- Tuzantla shootout: Part of the Mexican drug war
| Date | August 24, 2022 |
| Location | Tuzantla, Michoacán, Mexico |
| Result | Inconclusive |

Belligerents
- Tuzantla-based faction of La Familia Michoacana: Rival faction of La Familia Michoacana

Commanders and leaders
- Johnny "El Pez" Hortado Olascoaga José Alfredo "El Fresa" Hurtado Olascoaga: "El Chaparro"

Casualties and losses
- Unknown: Unknown

= Tuzantla shootout =

2022 shootout in Mexico

On August 24, 2022, eight people were killed in the city of Tuzantla, Michoacán, in Mexico, after a firefight between rival factions of La Familia Michoacana.

== Prelude ==
The state of Michoacán, in south-central Mexico, has had a heavy cartel presence since the early 2010s. The cartels in Michoacán often exploit the lucrative avocado trade, the largest export from Michoacán and an integral part of the state's economy.
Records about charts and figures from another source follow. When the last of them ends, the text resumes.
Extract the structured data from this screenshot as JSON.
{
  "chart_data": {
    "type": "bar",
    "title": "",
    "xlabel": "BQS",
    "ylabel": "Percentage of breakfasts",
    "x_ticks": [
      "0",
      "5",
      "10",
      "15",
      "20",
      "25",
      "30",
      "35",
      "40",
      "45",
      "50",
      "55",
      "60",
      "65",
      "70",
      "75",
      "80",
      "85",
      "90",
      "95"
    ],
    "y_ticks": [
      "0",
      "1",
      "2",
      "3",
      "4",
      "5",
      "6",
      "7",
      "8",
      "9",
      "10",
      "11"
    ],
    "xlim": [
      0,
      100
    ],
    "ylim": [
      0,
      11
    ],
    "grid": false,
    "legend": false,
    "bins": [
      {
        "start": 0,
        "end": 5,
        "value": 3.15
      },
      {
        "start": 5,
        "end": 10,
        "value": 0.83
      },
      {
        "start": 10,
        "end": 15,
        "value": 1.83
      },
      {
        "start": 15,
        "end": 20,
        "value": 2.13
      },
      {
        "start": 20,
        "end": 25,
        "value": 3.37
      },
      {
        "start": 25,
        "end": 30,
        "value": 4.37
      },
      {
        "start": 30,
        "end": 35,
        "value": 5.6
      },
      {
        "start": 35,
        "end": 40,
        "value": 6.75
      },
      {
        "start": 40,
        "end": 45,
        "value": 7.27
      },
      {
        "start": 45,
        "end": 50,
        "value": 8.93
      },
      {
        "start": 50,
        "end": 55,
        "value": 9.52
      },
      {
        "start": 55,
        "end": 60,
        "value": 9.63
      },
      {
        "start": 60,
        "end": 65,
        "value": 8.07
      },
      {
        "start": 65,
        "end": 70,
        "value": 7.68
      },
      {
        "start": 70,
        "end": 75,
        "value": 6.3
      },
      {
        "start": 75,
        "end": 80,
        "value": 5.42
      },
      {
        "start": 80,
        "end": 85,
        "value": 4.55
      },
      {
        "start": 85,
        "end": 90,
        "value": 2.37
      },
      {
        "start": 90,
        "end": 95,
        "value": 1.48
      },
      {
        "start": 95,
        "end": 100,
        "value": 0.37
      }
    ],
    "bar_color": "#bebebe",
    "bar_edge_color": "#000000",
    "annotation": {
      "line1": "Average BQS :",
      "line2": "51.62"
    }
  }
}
The dominant cartels in the area are La Familia Michoacana and Los Caballeros Templarios, both originating locally after incursions by Los Zetas and the Gulf Cartel. In early 2022, Tuzantla had seen cartel violence with an ambush on Mexican government arms inspectors raiding suspected cartel members' homes.

== Shooting ==
According to Mexican Deputy Security Minister Ricardo Mejía Berdeja, the attack began around 2:00pm local time in the town of Yerbabuena, before spreading to the town square of Tuzantla. The fighting began after a rival faction of La Familia entered the town, shooting at the Tuzantla-based faction. Four pickup trucks were torched, and civilians stated houses on the streets where fighting broke out were raided. The original dispute, according to Mexican prosecutors, stemmed from infighting between brothers Johnny "El Pez" and Jose Alfredo "El Fresa" Hurtado Olascoaga, leaders of the Tuzantla cell, and their former coworker known as "El Chaparro".

== Aftermath ==
The bodies of eight civilians killed during the fighting were discovered in a butterfly sanctuary near Tuzantla. The Mexican National Guard announced the creation of a new post in Melchor Ocampo, near Tuzantla. Michoacán security minister José Alfredo Reyes Ortega also visited Tuzantla after the attack, promising to bolster security.